Em 1949, quando ainda não havia sido ordenado padre, ele foi convocado por seu superior a ajudar a disseminar o catolicismo entre os japoneses. "Ele achou que seria uma oportunidade de mostrar a beleza do cristianismo", destacou Stahl, lembrando que a Segunda Guerra Mundial havia terminado havia quatro anos.
Stahl chegou ao Japão 400 anos depois de Francisco Xavier ter aportado no Japão, também como jesuíta da Companhia de Jesus, com a missão de evangelizar os japoneses. "O país que encontrei tinha muita pobreza, sujeira nas ruas e destruição", relatou ele, que inicialmente atuou como estagiário em um colégio católico na cidade de Yokosuka.
Dos alunos daquela época, Stahl relatou que um se tornou bispo auxiliar de Tóquio e outro foi primeiro-ministro do Japão. O padre recordou que entre os alunos japoneses, muitos eram budistas e xintoístas. "Com o discurso do imperador japonês no final da guerra admitindo que não era uma divindade, o xintoísmo tinha perdido muita influência e o budismo era uma religião mais pessoal e não era tão ativa na busca por fiéis", observou.
Essa experiência no Japão durou quatro anos. Depois, o religioso esteve na Alemanha, onde estudou Teologia e foi ordenado padre. "Senti um impacto muito grande da rigidez alemã. Aqui no Brasil a gente tinha mais liberdade", comparou. Posteriormente foi a Seattle, nos Estados Unidos, onde permaneceu um ano como padre e de lá retornou a Kobe, no Japão. "Fui lecionar no colégio dos jesuítas", relembrou.
Dos japoneses ele guarda a lembrança de um povo honesto e pontual. "No entanto, trabalhar no Japão não foi fácil. Os problemas lá são diferentes dos que a gente encontra no Brasil. Eu senti dificuldades em aprender a cultura", exemplificou.

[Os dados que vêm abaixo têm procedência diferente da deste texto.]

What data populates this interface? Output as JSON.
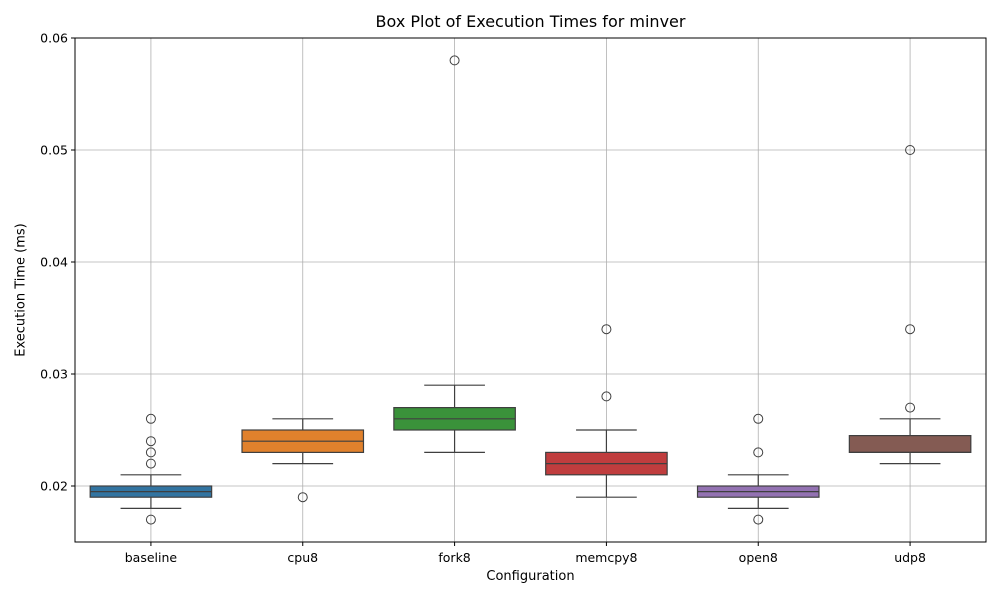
{
  "chart_data": {
    "type": "box",
    "title": "Box Plot of Execution Times for minver",
    "xlabel": "Configuration",
    "ylabel": "Execution Time (ms)",
    "ylim": [
      0.015,
      0.06
    ],
    "yticks": [
      0.02,
      0.03,
      0.04,
      0.05,
      0.06
    ],
    "ytick_labels": [
      "0.02",
      "0.03",
      "0.04",
      "0.05",
      "0.06"
    ],
    "grid": true,
    "categories": [
      "baseline",
      "cpu8",
      "fork8",
      "memcpy8",
      "open8",
      "udp8"
    ],
    "boxes": [
      {
        "name": "baseline",
        "color": "#3274a1",
        "whisker_low": 0.018,
        "q1": 0.019,
        "median": 0.0195,
        "q3": 0.02,
        "whisker_high": 0.021,
        "outliers": [
          0.017,
          0.022,
          0.023,
          0.024,
          0.026
        ]
      },
      {
        "name": "cpu8",
        "color": "#e1812c",
        "whisker_low": 0.022,
        "q1": 0.023,
        "median": 0.024,
        "q3": 0.025,
        "whisker_high": 0.026,
        "outliers": [
          0.019
        ]
      },
      {
        "name": "fork8",
        "color": "#3a923a",
        "whisker_low": 0.023,
        "q1": 0.025,
        "median": 0.026,
        "q3": 0.027,
        "whisker_high": 0.029,
        "outliers": [
          0.058
        ]
      },
      {
        "name": "memcpy8",
        "color": "#c03d3e",
        "whisker_low": 0.019,
        "q1": 0.021,
        "median": 0.022,
        "q3": 0.023,
        "whisker_high": 0.025,
        "outliers": [
          0.028,
          0.034
        ]
      },
      {
        "name": "open8",
        "color": "#9372b2",
        "whisker_low": 0.018,
        "q1": 0.019,
        "median": 0.0195,
        "q3": 0.02,
        "whisker_high": 0.021,
        "outliers": [
          0.017,
          0.023,
          0.026
        ]
      },
      {
        "name": "udp8",
        "color": "#845b53",
        "whisker_low": 0.022,
        "q1": 0.023,
        "median": 0.023,
        "q3": 0.0245,
        "whisker_high": 0.026,
        "outliers": [
          0.027,
          0.034,
          0.05
        ]
      }
    ]
  }
}
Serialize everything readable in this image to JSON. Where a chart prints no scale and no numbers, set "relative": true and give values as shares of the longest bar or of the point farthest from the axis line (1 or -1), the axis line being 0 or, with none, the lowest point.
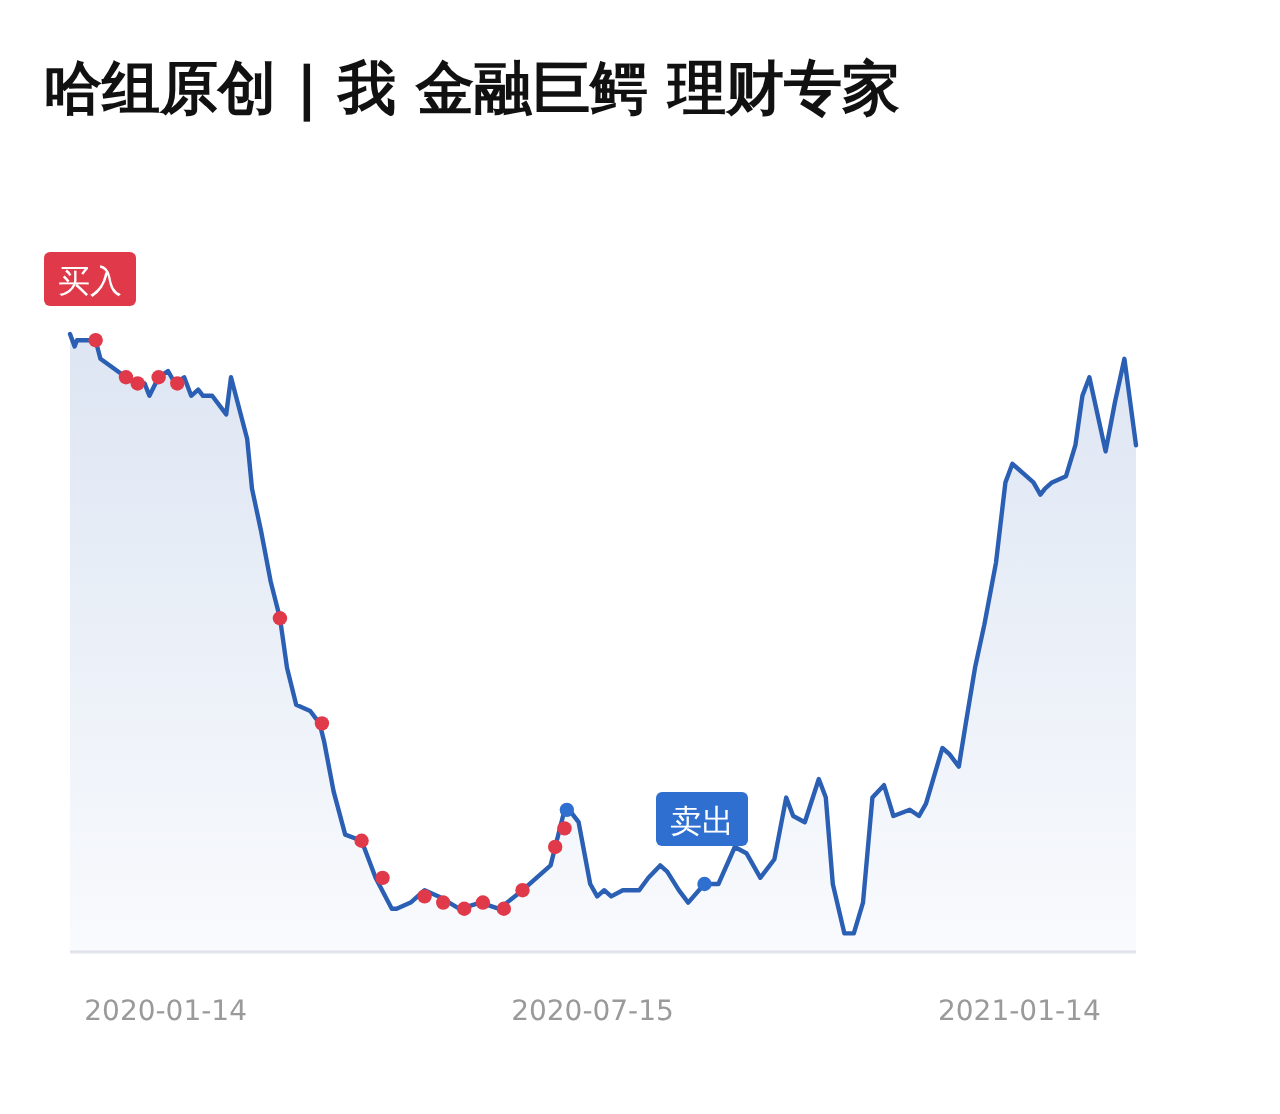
{
  "chart_data": {
    "type": "area",
    "title": "哈组原创 | 我 金融巨鳄 理财专家",
    "relative": true,
    "xlim": [
      "2019-12-04",
      "2021-03-05"
    ],
    "xticks": [
      "2020-01-14",
      "2020-07-15",
      "2021-01-14"
    ],
    "annotations": [
      "买入",
      "卖出"
    ],
    "series": [
      {
        "color": "#2b5fb4",
        "x": [
          "2019-12-04",
          "2019-12-06",
          "2019-12-07",
          "2019-12-15",
          "2019-12-17",
          "2019-12-28",
          "2020-01-01",
          "2020-01-05",
          "2020-01-07",
          "2020-01-11",
          "2020-01-15",
          "2020-01-18",
          "2020-01-22",
          "2020-01-25",
          "2020-01-28",
          "2020-01-30",
          "2020-02-03",
          "2020-02-09",
          "2020-02-11",
          "2020-02-18",
          "2020-02-20",
          "2020-02-24",
          "2020-02-28",
          "2020-03-03",
          "2020-03-06",
          "2020-03-10",
          "2020-03-16",
          "2020-03-20",
          "2020-03-22",
          "2020-03-26",
          "2020-03-31",
          "2020-04-07",
          "2020-04-13",
          "2020-04-20",
          "2020-04-22",
          "2020-04-28",
          "2020-05-04",
          "2020-05-10",
          "2020-05-19",
          "2020-05-28",
          "2020-06-05",
          "2020-06-15",
          "2020-06-27",
          "2020-06-29",
          "2020-07-03",
          "2020-07-05",
          "2020-07-09",
          "2020-07-14",
          "2020-07-17",
          "2020-07-20",
          "2020-07-23",
          "2020-07-28",
          "2020-08-04",
          "2020-08-08",
          "2020-08-13",
          "2020-08-16",
          "2020-08-21",
          "2020-08-25",
          "2020-09-01",
          "2020-09-07",
          "2020-09-14",
          "2020-09-19",
          "2020-09-25",
          "2020-10-01",
          "2020-10-06",
          "2020-10-09",
          "2020-10-14",
          "2020-10-20",
          "2020-10-23",
          "2020-10-26",
          "2020-10-31",
          "2020-11-04",
          "2020-11-08",
          "2020-11-12",
          "2020-11-17",
          "2020-11-21",
          "2020-11-28",
          "2020-12-02",
          "2020-12-05",
          "2020-12-12",
          "2020-12-15",
          "2020-12-19",
          "2020-12-22",
          "2020-12-26",
          "2020-12-30",
          "2021-01-04",
          "2021-01-08",
          "2021-01-11",
          "2021-01-17",
          "2021-01-20",
          "2021-01-23",
          "2021-01-25",
          "2021-01-28",
          "2021-02-03",
          "2021-02-07",
          "2021-02-10",
          "2021-02-13",
          "2021-02-20",
          "2021-02-24",
          "2021-02-28",
          "2021-03-05"
        ],
        "values": [
          1.0,
          0.98,
          0.99,
          0.99,
          0.96,
          0.93,
          0.92,
          0.92,
          0.9,
          0.93,
          0.94,
          0.92,
          0.93,
          0.9,
          0.91,
          0.9,
          0.9,
          0.87,
          0.93,
          0.83,
          0.75,
          0.68,
          0.6,
          0.54,
          0.46,
          0.4,
          0.39,
          0.37,
          0.34,
          0.26,
          0.19,
          0.18,
          0.12,
          0.07,
          0.07,
          0.08,
          0.1,
          0.09,
          0.07,
          0.08,
          0.07,
          0.1,
          0.14,
          0.17,
          0.23,
          0.23,
          0.21,
          0.11,
          0.09,
          0.1,
          0.09,
          0.1,
          0.1,
          0.12,
          0.14,
          0.13,
          0.1,
          0.08,
          0.11,
          0.11,
          0.17,
          0.16,
          0.12,
          0.15,
          0.25,
          0.22,
          0.21,
          0.28,
          0.25,
          0.11,
          0.03,
          0.03,
          0.08,
          0.25,
          0.27,
          0.22,
          0.23,
          0.22,
          0.24,
          0.33,
          0.32,
          0.3,
          0.37,
          0.46,
          0.53,
          0.63,
          0.76,
          0.79,
          0.77,
          0.76,
          0.74,
          0.75,
          0.76,
          0.77,
          0.82,
          0.9,
          0.93,
          0.81,
          0.89,
          0.96,
          0.82
        ]
      },
      {
        "type": "scatter",
        "color": "#e0394a",
        "marker": "circle",
        "x": [
          "2019-12-15",
          "2019-12-28",
          "2020-01-02",
          "2020-01-11",
          "2020-01-19",
          "2020-03-03",
          "2020-03-21",
          "2020-04-07",
          "2020-04-16",
          "2020-05-04",
          "2020-05-12",
          "2020-05-21",
          "2020-05-29",
          "2020-06-07",
          "2020-06-15",
          "2020-06-29",
          "2020-07-03"
        ],
        "values": [
          0.99,
          0.93,
          0.92,
          0.93,
          0.92,
          0.54,
          0.37,
          0.18,
          0.12,
          0.09,
          0.08,
          0.07,
          0.08,
          0.07,
          0.1,
          0.17,
          0.2
        ]
      },
      {
        "type": "scatter",
        "color": "#2f6fd0",
        "marker": "circle",
        "x": [
          "2020-07-04",
          "2020-09-01"
        ],
        "values": [
          0.23,
          0.11
        ]
      }
    ]
  }
}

Após 15 anos, Stahl regressou ao Brasil. Depois retornou ao Japão outras vezes e, quando esteve em Tóquio, recebeu do cônsul-geral do Brasil em Tóquio o pedido para que orientasse e auxiliasse os imigrantes japoneses no Sul do Brasil. Passou por Porto Alegre e em 1982 veio a Londrina temporariamente para atender a comunidade japonesa. O temporário acabou se tornando efetivo e já está há 31 anos no Norte do Paraná. Ganhou o título de cidadão honorário de Londrina em 2006, quando completou 50 anos de seu ordenamento como padre.
Padre Lino continua ativo, rezando missas diariamente, participando de eventos e cuidando do centro infantil. Embora a fama do Nossa Senhora da Paz seja de um bairro violento, ele ressalta que os moradores são sérios e trabalhadores. Na sua opinião, as pessoas que se envolveram com a criminalidade são as que não tiveram preparo para enfrentar a vida. "Alguns deles, por não terem a educação necessária, acabam se tornando laranjas de pessoas mais graúdas. Pessoalmente eu sempre me senti bem com a população de lá, nunca tive problemas", relatou o padre, que é formado em Filosofia.